2. The opposite side is that the only sure sign of election is faith with its fruits, therefore there are no grounds of knowledge on their fate wether they are children of believers or not . But God has His elect among them.
3. The majority of Calvinists held to the middle ground in that children of believers are saved and children of unbelievers are damned. Children of those in the Covenant are holy.
4. Owen goes a step further and held that if their parents were believers, God extends mercy BUT there are some elect amongst unbelievers infants.
5. The majority view is held in this statement by Petrus de Witte “We must adore God’s judgements and not curiously inquire into them. Of the children of believers it is not to be doubted but that they shall be saved, inasmuch as they belong to the covenant. But because we have no promise of the children of unbelievers we leave them to the judgment of God.”
6. The confessions refrain from all definition of the negative side of the salvation of infants, dying such, and thus confine themselves to emphasizing the gracious doctrine common to the whole body of Reformed thought.
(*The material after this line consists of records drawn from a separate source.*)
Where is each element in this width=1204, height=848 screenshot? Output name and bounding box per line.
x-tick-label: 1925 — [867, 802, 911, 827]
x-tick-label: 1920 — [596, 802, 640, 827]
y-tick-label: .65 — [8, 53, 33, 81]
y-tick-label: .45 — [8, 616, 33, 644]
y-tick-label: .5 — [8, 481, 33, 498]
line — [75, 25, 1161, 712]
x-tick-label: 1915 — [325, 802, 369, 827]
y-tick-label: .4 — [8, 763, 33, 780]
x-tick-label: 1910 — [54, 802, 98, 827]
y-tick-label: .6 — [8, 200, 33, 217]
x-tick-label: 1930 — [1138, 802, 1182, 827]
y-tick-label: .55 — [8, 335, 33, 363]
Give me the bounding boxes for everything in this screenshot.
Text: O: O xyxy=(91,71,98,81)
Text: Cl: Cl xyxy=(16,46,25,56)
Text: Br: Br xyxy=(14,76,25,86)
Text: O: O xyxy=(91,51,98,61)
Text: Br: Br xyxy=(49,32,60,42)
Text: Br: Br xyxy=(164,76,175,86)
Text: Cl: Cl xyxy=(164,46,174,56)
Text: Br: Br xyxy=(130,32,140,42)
Westminster Confession of Faith 10.3. Elect infants, dying in infancy, are regenerated, and saved by Christ, through the Spirit,m who worketh when, and where, and how he pleaseth:n so also are all other elect persons who are uncapable of being outwardly called by the ministry of the Word.o
(m) Gen 17:7; Luke 18:15-16; Acts 2:39; John 3:3,5; 1 John 5:12; Luke 1:15
(n) John 3:8
(o) John 16:7-8; 1 John 5:12; Acts 4:12

London Baptist Confession 1689
10.3
3. Elect infants dying in infancy are regenerated and saved by Christ through the Spirit;j who worketh when, and where, and how He pleaseth;k so also are all elect persons, who are incapable of being outwardly called by the ministry of the Word.
(j) John 3:3,5-6
(k) John 3:8

In conclusion Warfield states: “If all infants dying in infancy are saved, it is certain that they are not saved by or through the ordinances of the visible church (for they have not received them), nor through their own improvement of a grace common to all men (for they are in capable of activity); it can only be through the almighty operation of the Holy Spirit who worketh when and where and how He pleaseth, through whose ineffable grace the Father gathers these little ones to the home He has prepared for them.”